Thursday, March 19, 2009

Gradient Shading UIView

Today I want to do something similar to the UIRoundedView, except this time I want the background to be coloured using a gradient shading. Something like this:



So, like last time, we will extend the UIView class. We are going to require an extra class property, which is going to be the one of 2 colours we use to specify our gradient. We will use the backgroundColor property as the other one. We are only concerned with a linear vertical gradient... of course it would be easy to extend this class to handle other types of gradient, but this is all I need for now. We are going to use CGContextDrawLinearGradient to create the effect, which takes a CGGradientRef, so lets include that in our class definition as well:


#import <UIKit/UIKit.h>


@interface UIGradientView : UIView {
CGGradientRef gradient;
UIColor *gradientColor;
}

@property (nonatomic, retain) UIColor* gradientColor;
@end


Next up, we want to create the CGGradientRef based on gradientColor and backgroundColor. One thing that was a little tricky here is that the colour spaces of each colour passed to CGGradientCreateWithColorComponents must be the same. However, [UIColor *Color] doesn't always return the same colour space. So we need some kind of conversion, which we need to perform for both backgroundColor and gradientColor.
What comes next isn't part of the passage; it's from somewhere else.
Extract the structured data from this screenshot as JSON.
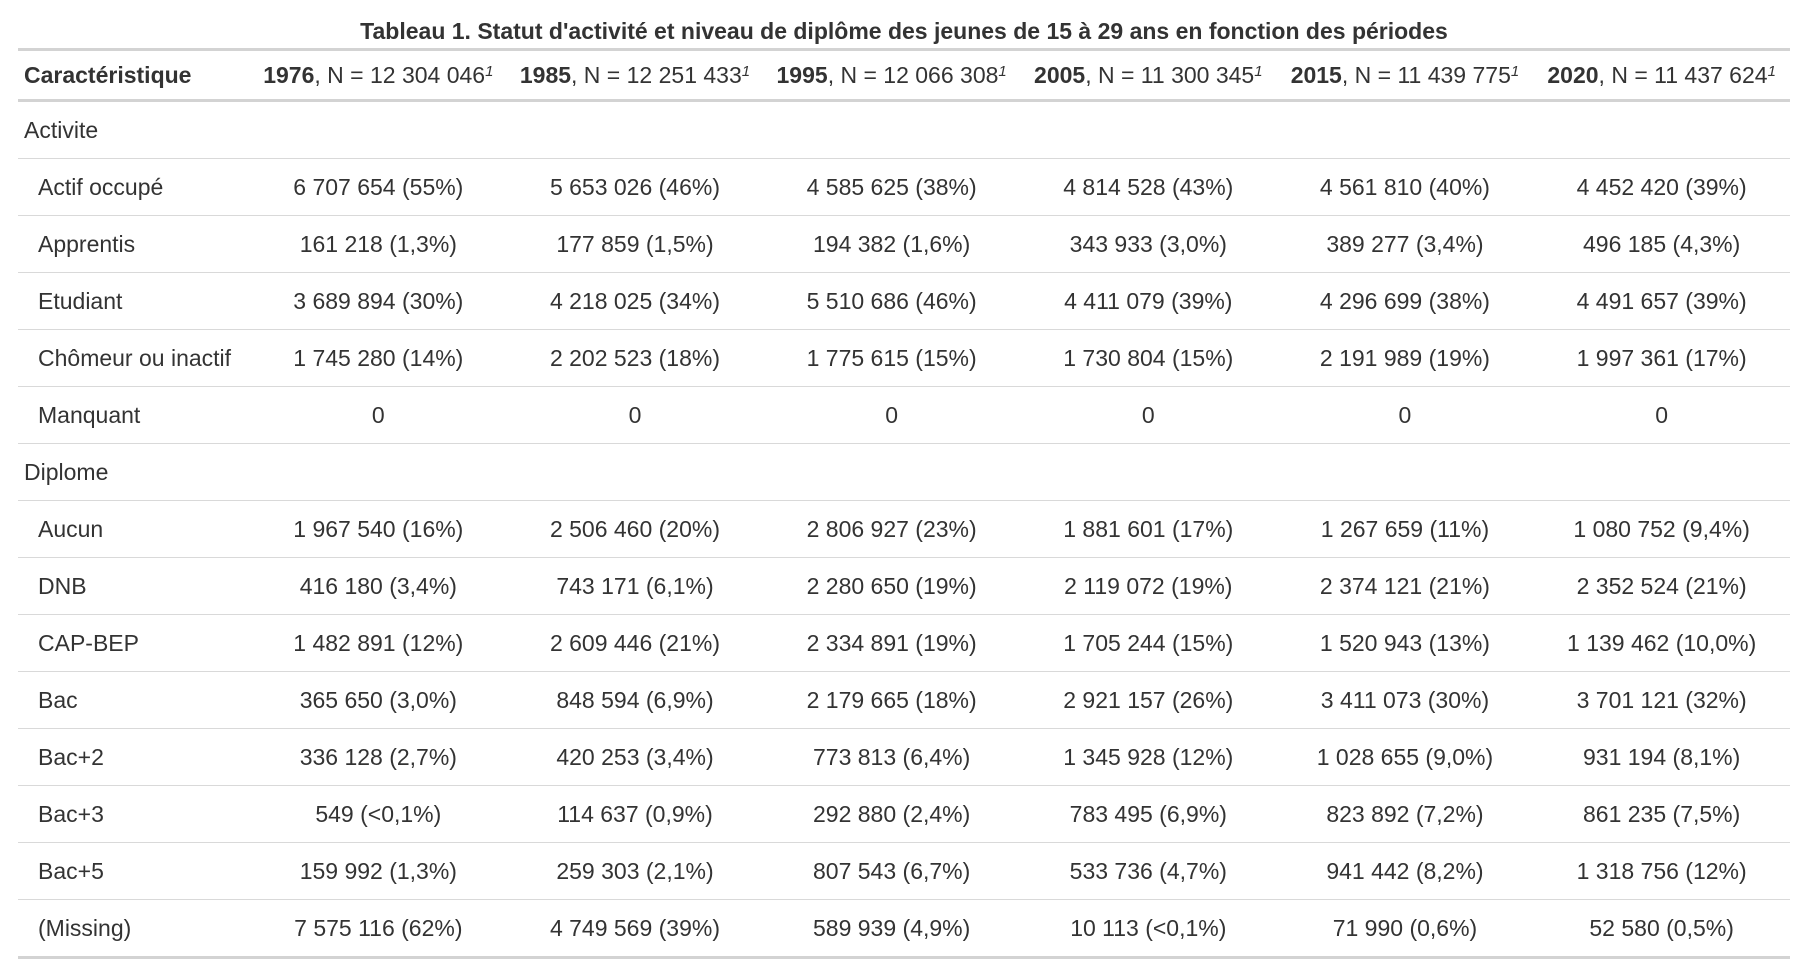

CGGradientCreateWithColorComponenets takes a colour space, an array of colour components, an array of locations, and a count.

First up, we need to figure out how many components the colour has:


CGColorRef col = self.backgroundColor.CGColor;
CGColorSpaceRef colSpace = CGColorGetColorSpace(col);
NSLog(@"Color Space contains: %d", CGColorSpaceGetNumberOfComponents(colSpace));

We extract the components using CGColorGetComponents which will return a float array with n + 1 entries, where n is the value returned above.
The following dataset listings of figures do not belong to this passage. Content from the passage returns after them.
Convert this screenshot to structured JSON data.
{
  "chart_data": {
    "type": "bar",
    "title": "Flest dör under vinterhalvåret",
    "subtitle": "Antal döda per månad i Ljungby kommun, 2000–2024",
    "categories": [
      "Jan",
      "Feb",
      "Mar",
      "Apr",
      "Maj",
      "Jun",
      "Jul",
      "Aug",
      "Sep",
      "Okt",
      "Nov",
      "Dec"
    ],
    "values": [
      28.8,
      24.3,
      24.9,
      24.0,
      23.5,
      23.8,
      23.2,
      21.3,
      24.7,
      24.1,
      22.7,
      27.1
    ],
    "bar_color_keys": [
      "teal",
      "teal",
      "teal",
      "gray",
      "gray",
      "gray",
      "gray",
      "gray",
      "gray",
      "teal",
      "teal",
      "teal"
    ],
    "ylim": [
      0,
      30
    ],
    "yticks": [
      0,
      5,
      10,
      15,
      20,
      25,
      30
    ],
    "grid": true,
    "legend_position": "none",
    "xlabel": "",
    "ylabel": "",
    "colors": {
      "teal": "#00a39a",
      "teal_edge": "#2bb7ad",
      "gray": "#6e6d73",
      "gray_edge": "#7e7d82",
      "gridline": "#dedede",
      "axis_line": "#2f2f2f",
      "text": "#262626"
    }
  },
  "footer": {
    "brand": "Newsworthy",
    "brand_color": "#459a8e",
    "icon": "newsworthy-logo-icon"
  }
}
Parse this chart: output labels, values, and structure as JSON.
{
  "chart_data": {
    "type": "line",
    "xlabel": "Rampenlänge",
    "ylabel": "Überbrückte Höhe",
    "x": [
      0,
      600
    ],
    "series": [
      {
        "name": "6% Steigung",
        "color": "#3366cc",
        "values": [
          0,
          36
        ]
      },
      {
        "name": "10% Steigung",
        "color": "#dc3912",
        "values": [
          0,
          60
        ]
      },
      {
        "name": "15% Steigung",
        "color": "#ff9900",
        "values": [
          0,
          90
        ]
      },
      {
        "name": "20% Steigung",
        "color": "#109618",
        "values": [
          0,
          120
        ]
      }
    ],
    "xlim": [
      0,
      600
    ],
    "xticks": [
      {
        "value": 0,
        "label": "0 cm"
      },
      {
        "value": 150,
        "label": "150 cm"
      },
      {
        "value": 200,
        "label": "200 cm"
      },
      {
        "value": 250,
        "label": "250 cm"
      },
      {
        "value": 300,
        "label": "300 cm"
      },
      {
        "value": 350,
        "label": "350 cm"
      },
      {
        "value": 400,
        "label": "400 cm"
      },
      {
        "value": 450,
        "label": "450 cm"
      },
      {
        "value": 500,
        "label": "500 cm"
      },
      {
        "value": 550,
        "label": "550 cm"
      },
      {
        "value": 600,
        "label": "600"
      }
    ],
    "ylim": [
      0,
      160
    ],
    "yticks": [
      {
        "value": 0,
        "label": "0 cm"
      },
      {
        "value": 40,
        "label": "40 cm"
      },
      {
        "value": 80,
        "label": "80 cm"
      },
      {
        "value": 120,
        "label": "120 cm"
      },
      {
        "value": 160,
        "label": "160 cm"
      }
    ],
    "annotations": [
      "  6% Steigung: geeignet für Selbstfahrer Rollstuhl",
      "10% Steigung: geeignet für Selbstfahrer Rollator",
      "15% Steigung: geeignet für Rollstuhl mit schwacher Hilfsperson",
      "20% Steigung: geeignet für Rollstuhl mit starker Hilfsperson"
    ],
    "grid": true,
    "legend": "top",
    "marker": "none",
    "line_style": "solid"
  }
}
const CGFloat *bgCols = CGColorGetComponents(col);
if(CGColorSpaceGetNumberOfComponents(colSpace) == 1) // White Color Space
{
colors[0] = bgCols[0];
colors[1] = bgCols[0];
colors[2] = bgCols[0];
colors[3] = bgCols[1];
}
else
{
colors[0] = bgCols[0];
colors[1] = bgCols[1];
colors[2] = bgCols[2];
colors[3] = bgCols[3];
}

The extra value returned is the alpha value. Conversion from a gray scale colour scheme to rgb, is simple, we just assign the same value to R G and B entries. We need to repeat this process for the gradient colour, and then we create our CGGradientRef:


gradient = CGGradientCreateWithColorComponents(rgb, colors, NULL, sizeof(colors)/(sizeof(colors[0])*4));

Now that we have created the gradient, we can do the actual drawing. Same as last time, we will be overriding drawRect:, but the code is pretty trivial this time:


- (void)drawRect:(CGRect)rect {
CGContextRef context = UIGraphicsGetCurrentContext();

CGPoint start = CGPointMake(rect.origin.x, rect.origin.y);
CGPoint end = CGPointMake(rect.origin.x, rect.origin.y + rect.size.height);

CGContextClipToRect(context, rect);

CGContextDrawLinearGradient(context, gradient, start, end, 0);

And thats about it as far as interesting code is concerned. We should create the gradient as few times as possible, so when either the backgroundColor or gradientColor change, and we need to define some behaviour if only one is set (ie if backgroundColor is set, but gradientColor is not, just fill the background as per usual).


Addendum

[UIColor whiteColor] [UIColor blackColor] [UIColor grayColor] all return a colour in a colour space with a single component, where as [UIColor redColor] returns an RGB colour space.